So in the story of the healing of the Samaritan leper, Luke shows that Jews are not the only ones who qualify for God’s blessings; indeed, outsiders may well prove to be more aware of Jesus’ identity than Jewish insiders. Furthermore, Luke shows that the social and religious divisions between Jews and Samaritans have been swept away in Jesus’ ministry. People are treated on an equal footing.
The healing of the lepers took place after they had cried out to Jesus saying “Jesus, Master, have mercy on us !” They recognised his personal authority, and they had to take the first step. And we recall the Old Testament story in 1 Kings, of Naaman the commander of the King of Aram’s army who suffered from leprosy. Luke is particularly drawn by the story of Naaman because he refers to it earlier in chapter 4.
Before Naaman was cleansed he was asked to do something that at first he didn’t really want to do. The prophet Elisha said that he must wash in the River Jordan seven times – even though Naaman would have preferred Elisha just to have waved his hand over him, rather than having to wash in what he thought was not a not very suitable and not very salubrious Israeli river. But Naaman did what he knew was required and he washed in the Jordan; and he was healed of his leprosy. And then Naaman gave thanks and praised God; and he also tried to give Elisha a present (which Elisha refused because he was doing God’s service and wanted no reward). And like the Samaritan leper in Luke’s story, Naaman was a foreigner too.

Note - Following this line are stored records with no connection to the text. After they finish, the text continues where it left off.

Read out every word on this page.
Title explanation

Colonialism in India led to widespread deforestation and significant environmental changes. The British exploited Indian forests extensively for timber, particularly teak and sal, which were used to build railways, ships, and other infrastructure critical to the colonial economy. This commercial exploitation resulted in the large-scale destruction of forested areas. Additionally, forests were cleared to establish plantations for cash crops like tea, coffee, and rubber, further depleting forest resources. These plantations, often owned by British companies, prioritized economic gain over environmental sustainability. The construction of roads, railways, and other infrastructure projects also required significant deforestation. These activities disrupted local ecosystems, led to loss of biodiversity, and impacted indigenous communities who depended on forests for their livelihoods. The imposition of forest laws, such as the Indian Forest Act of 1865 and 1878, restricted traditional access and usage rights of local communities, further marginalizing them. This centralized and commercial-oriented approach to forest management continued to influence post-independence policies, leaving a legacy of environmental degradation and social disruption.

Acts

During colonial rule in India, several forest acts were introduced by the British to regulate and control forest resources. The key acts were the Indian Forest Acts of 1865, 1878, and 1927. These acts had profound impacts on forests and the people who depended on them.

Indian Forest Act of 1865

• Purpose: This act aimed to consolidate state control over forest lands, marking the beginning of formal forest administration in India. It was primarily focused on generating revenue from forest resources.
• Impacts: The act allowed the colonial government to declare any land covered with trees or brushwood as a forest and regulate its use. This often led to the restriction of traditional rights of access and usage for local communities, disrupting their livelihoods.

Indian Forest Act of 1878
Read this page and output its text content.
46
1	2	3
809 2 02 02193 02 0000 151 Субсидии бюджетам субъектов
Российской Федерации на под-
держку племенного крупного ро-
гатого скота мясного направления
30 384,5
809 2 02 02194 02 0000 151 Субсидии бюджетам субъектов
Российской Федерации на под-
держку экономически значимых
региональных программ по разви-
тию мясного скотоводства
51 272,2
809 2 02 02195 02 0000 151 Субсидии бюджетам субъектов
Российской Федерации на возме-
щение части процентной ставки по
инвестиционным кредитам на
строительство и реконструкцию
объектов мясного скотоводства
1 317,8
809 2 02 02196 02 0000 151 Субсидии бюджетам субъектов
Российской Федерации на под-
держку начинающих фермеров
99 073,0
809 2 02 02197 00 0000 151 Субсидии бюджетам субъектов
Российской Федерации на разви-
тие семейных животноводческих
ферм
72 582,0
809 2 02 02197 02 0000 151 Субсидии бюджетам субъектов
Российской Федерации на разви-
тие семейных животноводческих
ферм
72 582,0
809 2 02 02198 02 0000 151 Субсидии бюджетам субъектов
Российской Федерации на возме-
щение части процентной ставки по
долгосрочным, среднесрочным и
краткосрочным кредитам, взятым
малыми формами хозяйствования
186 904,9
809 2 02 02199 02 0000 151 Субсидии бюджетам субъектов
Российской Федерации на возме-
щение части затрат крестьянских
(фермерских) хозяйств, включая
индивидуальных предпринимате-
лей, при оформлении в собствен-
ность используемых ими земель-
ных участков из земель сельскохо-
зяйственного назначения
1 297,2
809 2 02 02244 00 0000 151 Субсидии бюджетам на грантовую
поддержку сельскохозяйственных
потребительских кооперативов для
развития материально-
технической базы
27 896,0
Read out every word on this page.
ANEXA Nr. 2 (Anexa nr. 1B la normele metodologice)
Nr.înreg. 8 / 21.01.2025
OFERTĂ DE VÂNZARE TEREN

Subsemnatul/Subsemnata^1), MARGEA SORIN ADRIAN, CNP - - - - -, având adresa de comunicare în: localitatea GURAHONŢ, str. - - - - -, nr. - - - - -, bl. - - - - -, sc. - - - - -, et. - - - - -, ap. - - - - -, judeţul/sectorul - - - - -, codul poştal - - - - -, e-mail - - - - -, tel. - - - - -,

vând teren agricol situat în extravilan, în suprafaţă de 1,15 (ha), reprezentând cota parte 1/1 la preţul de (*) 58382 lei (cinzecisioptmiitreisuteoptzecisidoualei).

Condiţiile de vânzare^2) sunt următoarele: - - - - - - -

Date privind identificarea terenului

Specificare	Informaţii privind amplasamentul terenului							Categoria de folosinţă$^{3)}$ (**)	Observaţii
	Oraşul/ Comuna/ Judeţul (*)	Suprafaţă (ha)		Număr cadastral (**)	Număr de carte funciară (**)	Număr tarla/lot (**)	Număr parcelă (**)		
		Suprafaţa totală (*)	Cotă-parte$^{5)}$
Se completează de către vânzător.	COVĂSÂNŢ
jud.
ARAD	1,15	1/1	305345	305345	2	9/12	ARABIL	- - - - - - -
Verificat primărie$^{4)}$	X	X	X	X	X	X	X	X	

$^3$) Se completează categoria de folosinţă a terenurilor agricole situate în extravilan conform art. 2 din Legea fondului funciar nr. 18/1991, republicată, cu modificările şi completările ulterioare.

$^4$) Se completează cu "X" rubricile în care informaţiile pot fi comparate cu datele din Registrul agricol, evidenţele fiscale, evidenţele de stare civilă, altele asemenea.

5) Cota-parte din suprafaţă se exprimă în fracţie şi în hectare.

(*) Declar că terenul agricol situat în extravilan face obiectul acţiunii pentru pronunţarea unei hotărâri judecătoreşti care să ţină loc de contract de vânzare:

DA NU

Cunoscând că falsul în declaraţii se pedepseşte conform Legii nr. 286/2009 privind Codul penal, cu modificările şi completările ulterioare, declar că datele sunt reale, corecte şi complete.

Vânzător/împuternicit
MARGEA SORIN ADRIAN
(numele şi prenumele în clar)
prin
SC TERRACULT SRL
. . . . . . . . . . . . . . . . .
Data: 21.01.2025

Returning to our story from Luke, all ten lepers asked for Jesus’ mercy and healing; but it was the Samaritan leper who was the only one to return to Jesus - to give thanks to Jesus and to give praise to God. The Samaritan didn’t go to the temple, as the other nine did, to present himself to the priests (to go through the elaborate ritual for lepers to be declared clean, which is set out in the Book of Leviticus), but he turns round spontaneously and returns to Jesus, full of thanks and praise. He recognised that the restoring power of God is revealed in Jesus. He recognised that cleansing must reach more deeply than the surface of his skin. He returns to the source of his healing – to Jesus, the redeemer, the restorer.
We have here a wonderful picture of the gracious initiative of God, held in tandem with our faithful response. Only the one who gratefully returns to the source of grace in Jesus makes an appropriate response to the healing mercy of God expressed in the ministry of Jesus – and this response is an act of thanksgiving.
In Christian prayer, thanksgiving, adoration, praise and blessing are intimately related. In the Hebrew Bible thanksgiving and praise are often one and the same. In the New Testament, thanksgiving becomes more sharply defined, and reaches its culmination in the offering and receiving of the bread and wine of the Eucharist (of Holy Communion). The word Eucharist itself means thanksgiving, and expresses our union with Christ. And so thanksgiving becomes in the New Testament the motive for the Christian’s life and conduct. It informs our whole attitude towards life’s blessings and trials, of which we read in our second lesson from Paul’s letter to Timothy. And it shapes our life of prayer.
May God give us thankful and responsive hearts, and a readiness to live and work to his praise and glory.